On 01/27/2018 06:45 PM, Peng Yu wrote:
glusterfs doesn't provide D_TYPE information:
getdents(4, {{d_ino=10054722685526780333, ..., d_type=DT_UNKNOWN} ...
Nevertheless, it is strange that find calls newfstatat() also
in the case of "-maxdepth 1" - it shouldn't need to.

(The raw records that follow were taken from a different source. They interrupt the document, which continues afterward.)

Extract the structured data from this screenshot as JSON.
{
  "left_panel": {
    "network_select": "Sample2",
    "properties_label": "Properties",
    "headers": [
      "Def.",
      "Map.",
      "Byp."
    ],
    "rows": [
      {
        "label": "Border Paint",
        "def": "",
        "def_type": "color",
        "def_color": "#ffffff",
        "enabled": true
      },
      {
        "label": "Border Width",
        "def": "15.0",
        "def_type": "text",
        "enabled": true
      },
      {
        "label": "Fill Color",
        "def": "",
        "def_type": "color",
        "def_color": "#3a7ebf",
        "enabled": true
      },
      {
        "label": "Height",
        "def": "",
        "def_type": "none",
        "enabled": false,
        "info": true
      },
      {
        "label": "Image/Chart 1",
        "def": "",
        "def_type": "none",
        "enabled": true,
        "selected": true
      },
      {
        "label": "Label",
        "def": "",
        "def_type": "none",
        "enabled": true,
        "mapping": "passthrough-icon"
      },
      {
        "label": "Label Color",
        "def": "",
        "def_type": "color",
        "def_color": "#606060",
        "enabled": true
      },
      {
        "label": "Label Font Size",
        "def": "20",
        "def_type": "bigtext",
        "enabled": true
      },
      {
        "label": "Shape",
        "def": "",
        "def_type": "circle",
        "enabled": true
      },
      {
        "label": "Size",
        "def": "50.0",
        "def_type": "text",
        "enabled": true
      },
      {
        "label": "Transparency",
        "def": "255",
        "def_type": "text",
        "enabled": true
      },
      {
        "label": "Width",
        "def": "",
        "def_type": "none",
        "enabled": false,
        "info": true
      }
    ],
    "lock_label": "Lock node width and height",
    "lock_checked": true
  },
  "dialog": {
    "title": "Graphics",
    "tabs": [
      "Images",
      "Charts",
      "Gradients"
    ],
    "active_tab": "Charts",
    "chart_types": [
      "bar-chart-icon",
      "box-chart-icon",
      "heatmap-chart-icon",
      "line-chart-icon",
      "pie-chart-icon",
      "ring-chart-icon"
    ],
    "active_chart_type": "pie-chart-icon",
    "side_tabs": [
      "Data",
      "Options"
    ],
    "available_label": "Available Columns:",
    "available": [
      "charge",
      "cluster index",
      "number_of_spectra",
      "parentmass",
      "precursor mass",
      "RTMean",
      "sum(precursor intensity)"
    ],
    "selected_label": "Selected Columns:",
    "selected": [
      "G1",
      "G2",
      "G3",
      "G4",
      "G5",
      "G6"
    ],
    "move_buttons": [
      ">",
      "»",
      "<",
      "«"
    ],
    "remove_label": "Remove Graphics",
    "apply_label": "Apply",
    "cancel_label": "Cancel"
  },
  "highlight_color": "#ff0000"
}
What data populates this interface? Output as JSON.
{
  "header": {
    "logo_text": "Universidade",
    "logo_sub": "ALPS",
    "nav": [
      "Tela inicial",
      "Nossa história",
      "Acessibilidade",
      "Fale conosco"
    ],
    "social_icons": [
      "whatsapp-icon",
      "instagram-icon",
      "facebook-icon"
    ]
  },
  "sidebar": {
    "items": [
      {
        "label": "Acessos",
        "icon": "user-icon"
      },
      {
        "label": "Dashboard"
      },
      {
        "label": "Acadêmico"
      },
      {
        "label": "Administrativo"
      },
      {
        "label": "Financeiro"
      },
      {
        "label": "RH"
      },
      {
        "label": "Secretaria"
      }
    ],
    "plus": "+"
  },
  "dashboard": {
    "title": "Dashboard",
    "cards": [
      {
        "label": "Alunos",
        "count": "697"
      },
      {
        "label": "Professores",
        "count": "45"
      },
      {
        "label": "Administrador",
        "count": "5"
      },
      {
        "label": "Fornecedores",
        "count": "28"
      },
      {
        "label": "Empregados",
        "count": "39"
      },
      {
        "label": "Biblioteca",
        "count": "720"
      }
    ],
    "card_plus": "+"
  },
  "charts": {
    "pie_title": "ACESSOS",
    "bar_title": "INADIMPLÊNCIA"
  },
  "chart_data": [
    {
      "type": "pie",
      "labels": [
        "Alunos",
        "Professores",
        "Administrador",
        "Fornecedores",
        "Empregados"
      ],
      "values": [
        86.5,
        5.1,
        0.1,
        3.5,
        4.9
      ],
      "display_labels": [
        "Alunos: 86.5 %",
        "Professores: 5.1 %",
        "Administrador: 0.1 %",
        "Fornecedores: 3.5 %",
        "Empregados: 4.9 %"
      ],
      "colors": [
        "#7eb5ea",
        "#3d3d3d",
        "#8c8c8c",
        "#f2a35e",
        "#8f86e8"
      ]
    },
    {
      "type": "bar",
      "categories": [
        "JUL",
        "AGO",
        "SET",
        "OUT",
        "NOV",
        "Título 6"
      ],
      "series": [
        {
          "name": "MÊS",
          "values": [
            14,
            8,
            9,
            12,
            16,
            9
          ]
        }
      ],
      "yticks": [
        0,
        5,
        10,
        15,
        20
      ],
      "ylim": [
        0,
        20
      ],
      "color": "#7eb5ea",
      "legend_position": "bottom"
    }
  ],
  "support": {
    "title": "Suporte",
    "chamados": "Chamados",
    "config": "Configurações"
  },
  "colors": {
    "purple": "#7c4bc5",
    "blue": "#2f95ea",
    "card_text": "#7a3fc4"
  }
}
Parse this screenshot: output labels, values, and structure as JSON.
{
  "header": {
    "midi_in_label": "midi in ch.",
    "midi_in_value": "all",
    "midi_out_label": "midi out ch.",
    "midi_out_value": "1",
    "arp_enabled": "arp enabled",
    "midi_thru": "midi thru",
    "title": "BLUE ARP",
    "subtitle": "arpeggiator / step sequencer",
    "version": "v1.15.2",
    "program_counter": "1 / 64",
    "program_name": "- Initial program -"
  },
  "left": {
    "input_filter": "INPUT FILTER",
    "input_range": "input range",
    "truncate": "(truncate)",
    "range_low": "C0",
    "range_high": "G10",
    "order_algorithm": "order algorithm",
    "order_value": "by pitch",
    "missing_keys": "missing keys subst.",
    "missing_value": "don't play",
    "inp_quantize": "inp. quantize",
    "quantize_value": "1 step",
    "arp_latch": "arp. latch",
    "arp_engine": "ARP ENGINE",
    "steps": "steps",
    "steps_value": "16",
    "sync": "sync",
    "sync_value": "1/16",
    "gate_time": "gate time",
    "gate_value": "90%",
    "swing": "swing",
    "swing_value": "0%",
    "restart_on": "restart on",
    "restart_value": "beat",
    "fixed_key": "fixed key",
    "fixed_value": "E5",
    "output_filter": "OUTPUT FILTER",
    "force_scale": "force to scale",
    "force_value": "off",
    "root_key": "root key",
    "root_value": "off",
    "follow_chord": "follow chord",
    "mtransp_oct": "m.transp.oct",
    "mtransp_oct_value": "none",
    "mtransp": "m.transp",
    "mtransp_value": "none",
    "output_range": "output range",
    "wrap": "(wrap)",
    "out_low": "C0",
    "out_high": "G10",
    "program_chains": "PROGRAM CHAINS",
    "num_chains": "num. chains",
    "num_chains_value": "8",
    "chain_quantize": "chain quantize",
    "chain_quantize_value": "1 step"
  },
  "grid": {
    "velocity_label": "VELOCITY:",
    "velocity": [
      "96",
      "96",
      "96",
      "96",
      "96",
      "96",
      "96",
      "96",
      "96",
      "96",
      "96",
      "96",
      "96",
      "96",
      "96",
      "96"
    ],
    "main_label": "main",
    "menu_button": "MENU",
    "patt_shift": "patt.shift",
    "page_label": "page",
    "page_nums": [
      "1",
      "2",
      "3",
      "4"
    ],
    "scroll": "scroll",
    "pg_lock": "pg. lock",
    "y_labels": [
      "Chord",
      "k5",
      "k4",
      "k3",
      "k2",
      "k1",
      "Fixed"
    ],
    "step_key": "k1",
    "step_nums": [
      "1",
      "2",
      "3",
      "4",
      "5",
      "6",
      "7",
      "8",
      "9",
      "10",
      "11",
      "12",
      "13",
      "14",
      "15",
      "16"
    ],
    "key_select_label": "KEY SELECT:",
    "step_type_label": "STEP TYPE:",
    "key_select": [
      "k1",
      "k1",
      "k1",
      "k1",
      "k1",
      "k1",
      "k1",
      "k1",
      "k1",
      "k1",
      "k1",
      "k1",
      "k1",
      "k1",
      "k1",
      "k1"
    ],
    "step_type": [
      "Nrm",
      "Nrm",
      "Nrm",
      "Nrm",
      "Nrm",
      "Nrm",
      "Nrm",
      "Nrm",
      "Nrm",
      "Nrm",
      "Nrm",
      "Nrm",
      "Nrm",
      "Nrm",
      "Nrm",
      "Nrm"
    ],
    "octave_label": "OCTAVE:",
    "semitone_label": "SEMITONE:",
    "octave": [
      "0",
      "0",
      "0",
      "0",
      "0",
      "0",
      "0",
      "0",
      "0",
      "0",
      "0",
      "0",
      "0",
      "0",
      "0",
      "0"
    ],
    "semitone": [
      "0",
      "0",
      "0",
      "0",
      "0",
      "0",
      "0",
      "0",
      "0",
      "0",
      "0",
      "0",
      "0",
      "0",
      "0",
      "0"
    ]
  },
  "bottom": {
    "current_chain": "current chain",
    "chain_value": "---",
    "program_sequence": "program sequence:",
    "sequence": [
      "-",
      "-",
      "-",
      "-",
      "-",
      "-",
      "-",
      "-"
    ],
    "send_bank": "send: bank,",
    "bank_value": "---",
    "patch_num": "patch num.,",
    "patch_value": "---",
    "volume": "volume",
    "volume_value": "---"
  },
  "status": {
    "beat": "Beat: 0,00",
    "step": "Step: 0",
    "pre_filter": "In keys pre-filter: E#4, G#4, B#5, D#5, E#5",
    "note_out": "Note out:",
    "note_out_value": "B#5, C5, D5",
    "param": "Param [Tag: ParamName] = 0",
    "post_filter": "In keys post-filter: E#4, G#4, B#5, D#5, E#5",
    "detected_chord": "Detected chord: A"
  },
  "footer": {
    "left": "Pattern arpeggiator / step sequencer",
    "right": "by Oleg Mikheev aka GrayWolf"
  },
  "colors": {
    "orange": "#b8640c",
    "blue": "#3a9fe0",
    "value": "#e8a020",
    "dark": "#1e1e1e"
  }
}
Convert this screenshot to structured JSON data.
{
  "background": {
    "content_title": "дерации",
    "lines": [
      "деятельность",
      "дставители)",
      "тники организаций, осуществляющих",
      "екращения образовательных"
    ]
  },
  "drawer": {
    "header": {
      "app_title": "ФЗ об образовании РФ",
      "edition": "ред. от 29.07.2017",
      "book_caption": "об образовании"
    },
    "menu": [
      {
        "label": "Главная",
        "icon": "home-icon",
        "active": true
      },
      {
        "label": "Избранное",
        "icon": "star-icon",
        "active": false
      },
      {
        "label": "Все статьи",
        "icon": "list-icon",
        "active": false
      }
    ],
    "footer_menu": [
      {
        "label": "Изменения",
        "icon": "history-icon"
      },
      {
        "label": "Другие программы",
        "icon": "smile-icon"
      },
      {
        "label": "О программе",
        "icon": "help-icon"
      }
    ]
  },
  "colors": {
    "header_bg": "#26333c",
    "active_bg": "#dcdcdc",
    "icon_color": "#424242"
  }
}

Should this be considered as a performance bug of 'find'?
well, maybe.
I could reproduce this case with sshfs where getdents also returns DT_UNKNOWN.
$ mkdir -p ~/tmp/d1 \
&& seq 10000 | xargs env -C ~/tmp/d1 touch
$ mkdir -p ~/tmp/mnt \
&& sshfs localhost:tmp/d1 ~/tmp/mnt
$ strace -ve getdents,newfstatat find ~/tmp/mnt -maxdepth 1
$ strace -ve getdents,newfstatat find -D search ~/tmp/mnt -maxdepth 1 -name
doesntmatter
The problem seems to be that gnulibs' fts_read() already tries to determine
whether the current item is a directory [1]:
[...]
getdents(4, [], 32768) = 0
newfstatat(5, "8793", {st_dev=makedev(0, 46), st_ino=2, st_mode=S_IFREG|0644,
...}, AT_SYMLINK_NOFOLLOW) = 0
before find() sees it [2]:
consider_visiting (early): ‘/home/berny/tmp/mnt/8793’: fts_info=FTS_F , [...]
@James: do you have an idea how to work around this?
[1]
https://git.sv.gnu.org/cgit/gnulib.git/tree/lib/fts.c?id=d4f6a210f44a#n1054
[2]
https://git.sv.gnu.org/cgit/findutils.git/tree/find/ftsfind.c?id=040f20b91e#n559
Have a nice day,
Berny